There are various good things about this book. First is character development. As the book progresses, these flawed little girls bloom into beautiful and respectable young women. Reading about their lives and watching them grow makes the reader develop a warm affection towards each one of them. Second is writing. The writing style is moralistic and righteous. Although not poetic, it is very touching and empowering. It can get dense at times but reading about the characters and their feelings only adds to the reader’s experience. It may seem like you don’t care for the characters but towards the end, the writing makes you realize how much you actually do. The pacing of the book is slow and it may take a while for a while to get invested in the book, however, it is quite worth it.
If I have to pick one bad thing about the book, I would say that in the beginning, as one is still getting used to the writing style, some passages may feel too preachy. The imperfections in the young girls may come off as annoying. However, their growth is worth sticking for.
As I was reading about the book, I researched a bit about the author and apart from the book itself, Louisa had a very meaningful life. She worked as a civil war nurse, fought for slavery and went door to door to encourage women to vote. She herself was poor and grew up with three sisters. Her resemblance to Jo March is very obvious if you read about her.

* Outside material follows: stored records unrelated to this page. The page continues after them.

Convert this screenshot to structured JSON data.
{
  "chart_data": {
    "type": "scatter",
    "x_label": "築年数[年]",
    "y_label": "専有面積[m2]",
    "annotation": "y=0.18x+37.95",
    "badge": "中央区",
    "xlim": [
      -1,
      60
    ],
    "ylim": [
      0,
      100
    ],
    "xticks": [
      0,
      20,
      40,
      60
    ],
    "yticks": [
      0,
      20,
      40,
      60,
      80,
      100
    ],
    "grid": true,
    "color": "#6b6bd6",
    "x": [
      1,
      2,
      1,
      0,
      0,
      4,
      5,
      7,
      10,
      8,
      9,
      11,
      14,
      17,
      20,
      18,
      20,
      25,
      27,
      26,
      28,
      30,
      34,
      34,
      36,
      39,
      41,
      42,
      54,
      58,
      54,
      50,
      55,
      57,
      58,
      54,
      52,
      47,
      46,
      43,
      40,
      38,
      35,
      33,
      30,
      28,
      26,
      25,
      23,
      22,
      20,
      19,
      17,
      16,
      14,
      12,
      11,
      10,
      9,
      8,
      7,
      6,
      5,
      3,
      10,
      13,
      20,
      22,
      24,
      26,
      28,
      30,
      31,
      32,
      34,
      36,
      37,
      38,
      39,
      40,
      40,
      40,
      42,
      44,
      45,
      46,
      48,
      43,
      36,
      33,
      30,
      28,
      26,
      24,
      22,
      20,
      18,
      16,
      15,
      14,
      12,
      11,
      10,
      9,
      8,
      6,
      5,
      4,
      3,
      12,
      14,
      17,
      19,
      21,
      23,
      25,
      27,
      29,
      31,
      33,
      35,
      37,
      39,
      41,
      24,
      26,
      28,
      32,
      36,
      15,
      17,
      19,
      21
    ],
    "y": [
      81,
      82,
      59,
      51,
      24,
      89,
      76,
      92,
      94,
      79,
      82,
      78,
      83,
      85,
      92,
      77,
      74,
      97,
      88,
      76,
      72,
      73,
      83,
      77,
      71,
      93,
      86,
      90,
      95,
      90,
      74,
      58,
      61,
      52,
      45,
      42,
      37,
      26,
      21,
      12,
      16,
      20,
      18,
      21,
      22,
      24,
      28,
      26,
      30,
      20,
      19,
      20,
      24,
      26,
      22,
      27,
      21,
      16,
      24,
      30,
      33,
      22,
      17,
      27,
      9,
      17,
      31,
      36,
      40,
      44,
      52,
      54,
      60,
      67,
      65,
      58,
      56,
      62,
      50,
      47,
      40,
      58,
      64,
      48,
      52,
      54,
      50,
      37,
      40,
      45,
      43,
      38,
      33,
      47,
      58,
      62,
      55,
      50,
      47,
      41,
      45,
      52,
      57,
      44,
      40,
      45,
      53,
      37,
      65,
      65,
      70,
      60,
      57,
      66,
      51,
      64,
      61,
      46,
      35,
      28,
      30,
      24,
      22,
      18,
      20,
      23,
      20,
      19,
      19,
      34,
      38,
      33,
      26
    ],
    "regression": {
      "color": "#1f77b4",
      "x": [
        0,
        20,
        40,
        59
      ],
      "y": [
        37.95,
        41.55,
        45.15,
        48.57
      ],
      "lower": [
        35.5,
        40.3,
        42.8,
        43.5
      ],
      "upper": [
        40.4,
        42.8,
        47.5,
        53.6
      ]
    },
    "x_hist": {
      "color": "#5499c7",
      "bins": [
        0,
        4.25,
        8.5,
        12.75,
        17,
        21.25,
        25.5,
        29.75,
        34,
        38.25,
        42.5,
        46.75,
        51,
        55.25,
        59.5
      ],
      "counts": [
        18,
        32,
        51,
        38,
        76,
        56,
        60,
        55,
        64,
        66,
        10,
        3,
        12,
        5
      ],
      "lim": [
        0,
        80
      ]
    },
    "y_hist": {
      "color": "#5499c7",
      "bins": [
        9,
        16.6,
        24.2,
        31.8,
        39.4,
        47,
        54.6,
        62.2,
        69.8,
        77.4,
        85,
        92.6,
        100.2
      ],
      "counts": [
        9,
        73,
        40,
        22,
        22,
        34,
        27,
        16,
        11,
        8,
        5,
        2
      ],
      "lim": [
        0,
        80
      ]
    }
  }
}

Some things that I noted as very interesting are:
The initiation of Pickwick Club by the girls, which references to an all men club in a Dickens novel. However, the girls form the club and make it all women until later on, Laurie is also allowed to join the club reluctantly, which made me wonder if it is a subtle implication of how women are more accommodating of men than men are of women.
Although the story is about all four girls and Jo definitely mentions how she is not a heroine of any sorts, I definitely felt like Jo March was the central heroine, as the events related to Beth and Laurie (of whom Jo deeply cares about, hence, goes through pain and loneliness) were made so consequential that it is bound to stir the emotions of the reader.
The book also made me think about how different women have different ambitions and how each one of them is respectable and praiseworthy. Reading the book, as a woman, made me feel proud and dignified and I want this experience for everyone.